Neither Fish, fowl, nor tree, but ecological nonetheless:
Some thoughts on landscape, structure, and cities.

Laurie Olin

 

Designers often use metaphor and analogy as devices to help develop concepts or to explain and discuss the structure and form of cities. Different ages have been partial to particular, popular metaphors. Some of the most influential have been drawn from religion, art and science.

Despite the merits or differences of each, one common characteristic has been an emphasis upon an implicit assumption of "wholeness", of complete and contained forms.

Whether artistic notions of composition in the renaissance, mechanical models of the enlightenment or organic metaphors of the 19th and 20th centuries there has been an implicit assumption that a city be conceived as a "Thing", a single organism or composition; i.e. a whole interconnected coherent structure that suffuses, supports or gives shape and form to the overall urban situation. While this can be true of paintings, sculptures, buildings and landscapes at the scale of gardens or a farm, it is not necessarily so for a city.

One person or small group can conceive, design and construct all of these products except the latter. One set of principles or purpose can give shape and set the complex organs and features of an animal or plant. These are bounded, self-contained, working entities, separate from others, yet whole.

Larger settlements - especially the major cities of the world - do not behave like individual organisms, nor can their structure be described or planned sufficiently by their earlier methods or analysis. They are too extensive, too polyvalent, too multicentered and driven by numerous independent (often conflicting) decision, authors, and systems.

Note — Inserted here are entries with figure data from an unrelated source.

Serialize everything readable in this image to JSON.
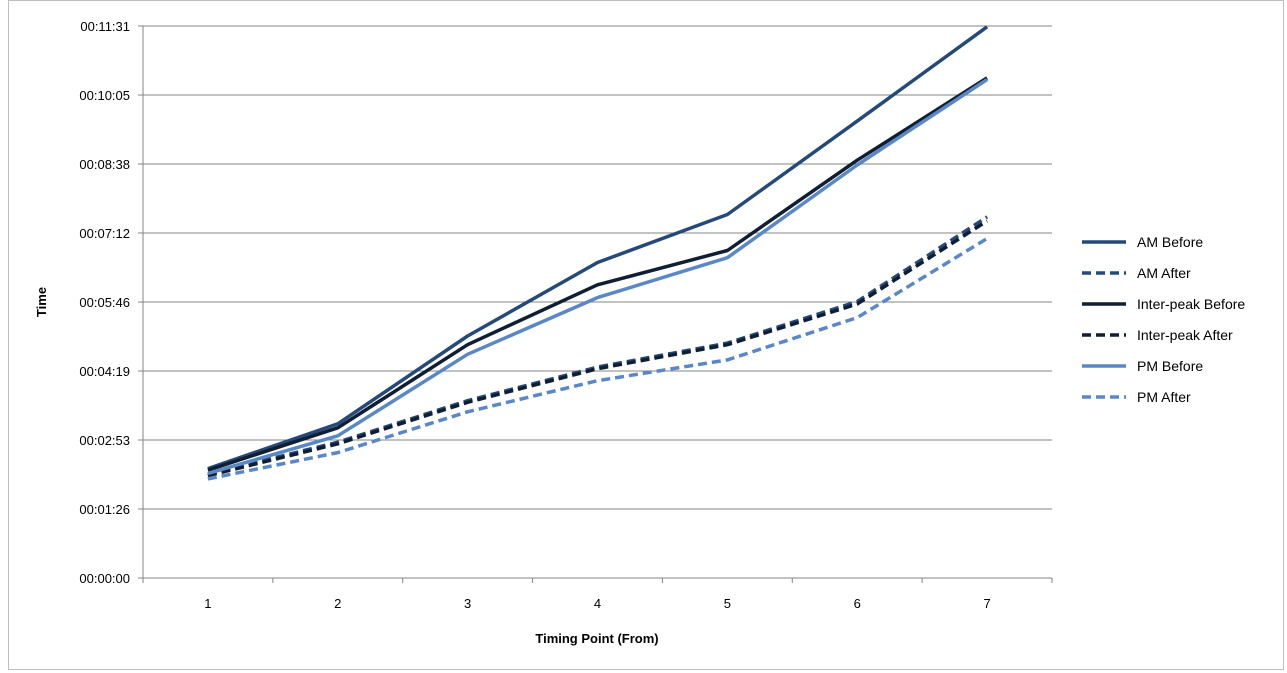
{
  "chart_data": {
    "type": "line",
    "title": "",
    "xlabel": "Timing Point (From)",
    "ylabel": "Time",
    "categories": [
      "1",
      "2",
      "3",
      "4",
      "5",
      "6",
      "7"
    ],
    "y_ticks": [
      "00:00:00",
      "00:01:26",
      "00:02:53",
      "00:04:19",
      "00:05:46",
      "00:07:12",
      "00:08:38",
      "00:10:05",
      "00:11:31"
    ],
    "ylim_seconds": [
      0,
      691
    ],
    "grid": true,
    "legend_position": "right",
    "series": [
      {
        "name": "AM Before",
        "color": "#254a7a",
        "dash": "solid",
        "values_seconds": [
          137,
          193,
          303,
          395,
          455,
          572,
          690
        ]
      },
      {
        "name": "AM After",
        "color": "#254a7a",
        "dash": "dashed",
        "values_seconds": [
          130,
          170,
          222,
          264,
          294,
          346,
          452
        ]
      },
      {
        "name": "Inter-peak Before",
        "color": "#0f1e33",
        "dash": "solid",
        "values_seconds": [
          135,
          188,
          292,
          367,
          410,
          523,
          626
        ]
      },
      {
        "name": "Inter-peak After",
        "color": "#0f1e33",
        "dash": "dashed",
        "values_seconds": [
          128,
          168,
          220,
          262,
          292,
          343,
          447
        ]
      },
      {
        "name": "PM Before",
        "color": "#5a87c5",
        "dash": "solid",
        "values_seconds": [
          131,
          178,
          280,
          351,
          401,
          517,
          624
        ]
      },
      {
        "name": "PM After",
        "color": "#5a87c5",
        "dash": "dashed",
        "values_seconds": [
          124,
          157,
          208,
          247,
          273,
          326,
          425
        ]
      }
    ]
  }
}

A more useful way to perceive them - in itself an evolution or development from earlier scientific and organic analogies is to consider cities in terms of landscape and the emerging study of landscape ecology. While this, too, will have limits, such an approach will ultimately prove more helpful both in our ability to describe cities and to interact as planners and designers.

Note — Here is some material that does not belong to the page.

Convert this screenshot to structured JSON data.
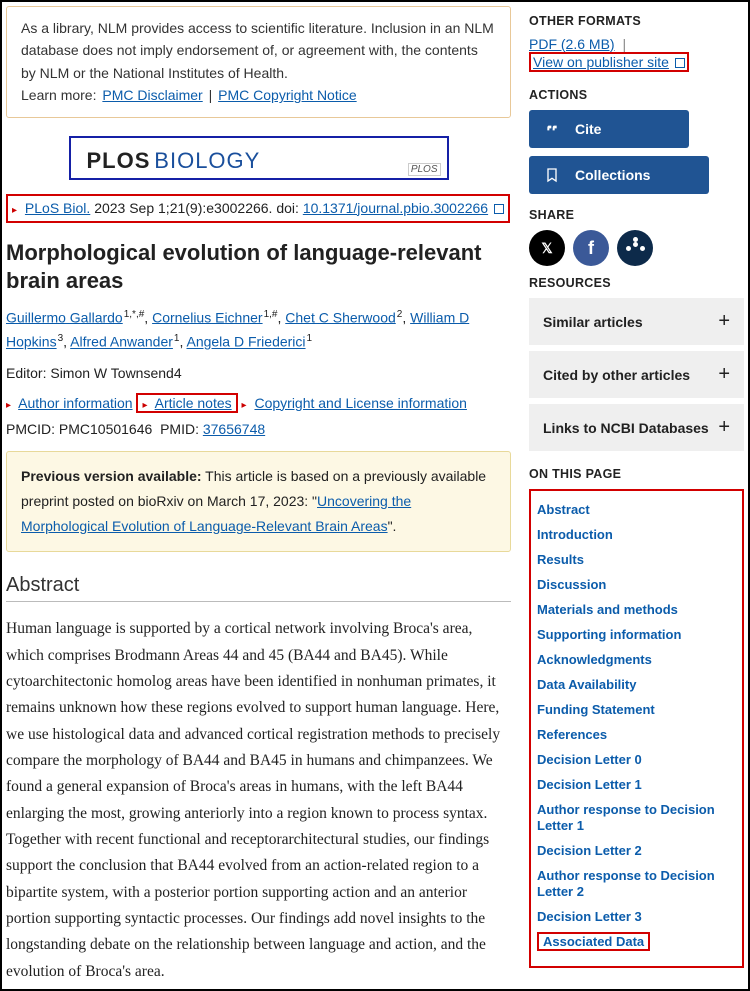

Several fundamental concepts of Landscape Ecology are presented; a description of elements - paths, corridors, and matrixes, dynamism and instability, energy flow and interaction between populations, the effects of complexity verses simplicity in the face of crisis, and non-scale dependent events.

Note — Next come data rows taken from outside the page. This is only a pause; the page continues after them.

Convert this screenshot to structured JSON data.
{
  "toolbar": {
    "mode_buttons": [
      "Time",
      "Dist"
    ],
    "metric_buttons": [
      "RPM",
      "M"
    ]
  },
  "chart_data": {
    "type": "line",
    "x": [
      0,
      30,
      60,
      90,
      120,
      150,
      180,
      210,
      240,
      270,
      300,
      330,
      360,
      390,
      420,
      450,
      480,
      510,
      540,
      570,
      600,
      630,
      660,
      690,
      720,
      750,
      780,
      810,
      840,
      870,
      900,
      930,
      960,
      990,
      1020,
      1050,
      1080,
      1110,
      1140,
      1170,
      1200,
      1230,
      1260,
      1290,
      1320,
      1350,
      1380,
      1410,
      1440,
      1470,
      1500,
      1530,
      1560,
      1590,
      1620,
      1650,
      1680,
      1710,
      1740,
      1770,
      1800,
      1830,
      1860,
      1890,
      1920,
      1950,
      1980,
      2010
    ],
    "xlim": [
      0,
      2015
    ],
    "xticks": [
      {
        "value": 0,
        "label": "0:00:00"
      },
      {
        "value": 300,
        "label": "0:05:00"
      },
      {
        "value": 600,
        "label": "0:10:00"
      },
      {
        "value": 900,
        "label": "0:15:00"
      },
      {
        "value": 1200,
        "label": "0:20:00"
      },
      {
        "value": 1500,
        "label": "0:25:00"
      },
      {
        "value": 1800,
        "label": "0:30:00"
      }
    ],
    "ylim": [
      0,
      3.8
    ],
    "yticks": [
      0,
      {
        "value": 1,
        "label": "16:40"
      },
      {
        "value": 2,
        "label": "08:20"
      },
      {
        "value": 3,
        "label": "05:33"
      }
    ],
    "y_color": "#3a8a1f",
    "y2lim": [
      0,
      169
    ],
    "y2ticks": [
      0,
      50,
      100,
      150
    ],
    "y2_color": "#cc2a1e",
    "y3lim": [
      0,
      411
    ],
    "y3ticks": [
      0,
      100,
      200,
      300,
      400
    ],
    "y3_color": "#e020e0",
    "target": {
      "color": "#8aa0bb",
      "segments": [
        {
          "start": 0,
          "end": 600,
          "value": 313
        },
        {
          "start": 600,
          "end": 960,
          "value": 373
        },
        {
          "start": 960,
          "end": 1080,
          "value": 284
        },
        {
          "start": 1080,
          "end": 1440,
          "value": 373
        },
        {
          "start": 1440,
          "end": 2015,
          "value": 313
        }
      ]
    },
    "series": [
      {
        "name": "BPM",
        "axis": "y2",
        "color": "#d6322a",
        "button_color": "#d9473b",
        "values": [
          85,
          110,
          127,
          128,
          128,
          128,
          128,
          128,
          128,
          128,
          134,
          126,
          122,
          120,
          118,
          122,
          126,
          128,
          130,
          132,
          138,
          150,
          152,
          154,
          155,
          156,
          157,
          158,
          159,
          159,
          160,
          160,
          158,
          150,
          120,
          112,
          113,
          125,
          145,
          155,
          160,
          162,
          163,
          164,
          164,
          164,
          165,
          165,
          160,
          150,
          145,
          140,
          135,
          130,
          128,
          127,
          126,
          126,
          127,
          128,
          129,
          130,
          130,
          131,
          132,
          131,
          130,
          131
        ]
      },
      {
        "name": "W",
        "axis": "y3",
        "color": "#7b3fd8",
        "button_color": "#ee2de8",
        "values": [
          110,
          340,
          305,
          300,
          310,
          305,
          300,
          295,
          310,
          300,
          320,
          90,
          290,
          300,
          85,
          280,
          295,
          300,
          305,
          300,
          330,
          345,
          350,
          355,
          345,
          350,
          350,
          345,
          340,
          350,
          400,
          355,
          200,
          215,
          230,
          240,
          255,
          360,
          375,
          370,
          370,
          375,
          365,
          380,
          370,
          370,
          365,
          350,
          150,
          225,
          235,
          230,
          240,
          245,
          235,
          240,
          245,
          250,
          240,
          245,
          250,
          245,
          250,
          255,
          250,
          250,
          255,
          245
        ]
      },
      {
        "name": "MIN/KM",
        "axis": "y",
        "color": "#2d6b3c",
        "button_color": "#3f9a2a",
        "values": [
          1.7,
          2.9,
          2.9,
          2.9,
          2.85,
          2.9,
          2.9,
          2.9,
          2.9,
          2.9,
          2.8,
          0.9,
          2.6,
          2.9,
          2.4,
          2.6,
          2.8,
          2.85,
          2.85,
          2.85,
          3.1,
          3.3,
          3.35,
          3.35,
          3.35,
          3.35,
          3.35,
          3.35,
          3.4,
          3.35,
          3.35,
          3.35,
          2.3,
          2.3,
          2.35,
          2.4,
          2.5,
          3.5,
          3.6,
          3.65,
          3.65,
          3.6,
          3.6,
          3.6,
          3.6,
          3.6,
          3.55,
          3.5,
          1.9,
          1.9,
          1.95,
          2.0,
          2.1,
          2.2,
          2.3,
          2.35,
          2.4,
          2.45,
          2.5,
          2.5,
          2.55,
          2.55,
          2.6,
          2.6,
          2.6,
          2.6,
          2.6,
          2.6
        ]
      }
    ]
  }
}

Reflecting upon involvement in urban projects at various scales over a forty-year period, it is concluded that no matter what the project - large or small, public or private - there was always another scale above and below that which the author was working. In fact every plan and each project was always a patch or a scrap, an incomplete fragment, and the larger urban situation was a palimpsest of such partial structures interacting in space and time in much the same manner as natural communities and systems in a landscape.

Examples employed in the discussion range from The Seattle Skid Road Community to urban design schemes implemented in London, Denver, New York, and Frankfurt, as well as proposals for Los Angeles, San Francisco, and Dusseldorf.

 

 

 

Laurie Olin, is a founding partner of The Olin Partnership (formerly Hanna/Olin Ltd.) a landscape architectural and urban design practice located in Philadelphia, Pennsylvania. His projects include Bryant Park and Battery Park City in New York, The Getty Center in Los Angeles, new squares in London, housing in Frankfurt, commercial development in Barcelona, and major projects at academic institutions including Yale, Stanford, MIT, and The University of Pennsylvania and Virginia. Working across the United States and abroad he has collaborated with many prominent architects including I.M. Pei & Partners, Frank Gehry, Richard Meier, Peter Eisenman, Skidmore Owings & Merrill, Norman Foster, and Davis Brody. He has received a Guggenheim Fellowship and won the Rome Prize in Landscape Architecture in 1974. Mr. Olin has written widely on the history and theory of architecture and landscape, receiving the Bradford Williams medal for best writing on Landscape Architecture. His recent book Across the Open Field is both a memoir and series of essays on the evolution of the English landscape. Throughout his career, Mr. Olin has been involved in professional education, having been chairman of the Department of Landscape Architecture at Harvard University and Thomas Jefferson Professor of Architecture at the University of Virginia. He is currently Professor of Practice in Landscape Architecture at the University of Pennsylvania. He is a member of the American Academy of Arts and Sciences and in 1998 received the award in Architecture from American Academy of Arts and Letters.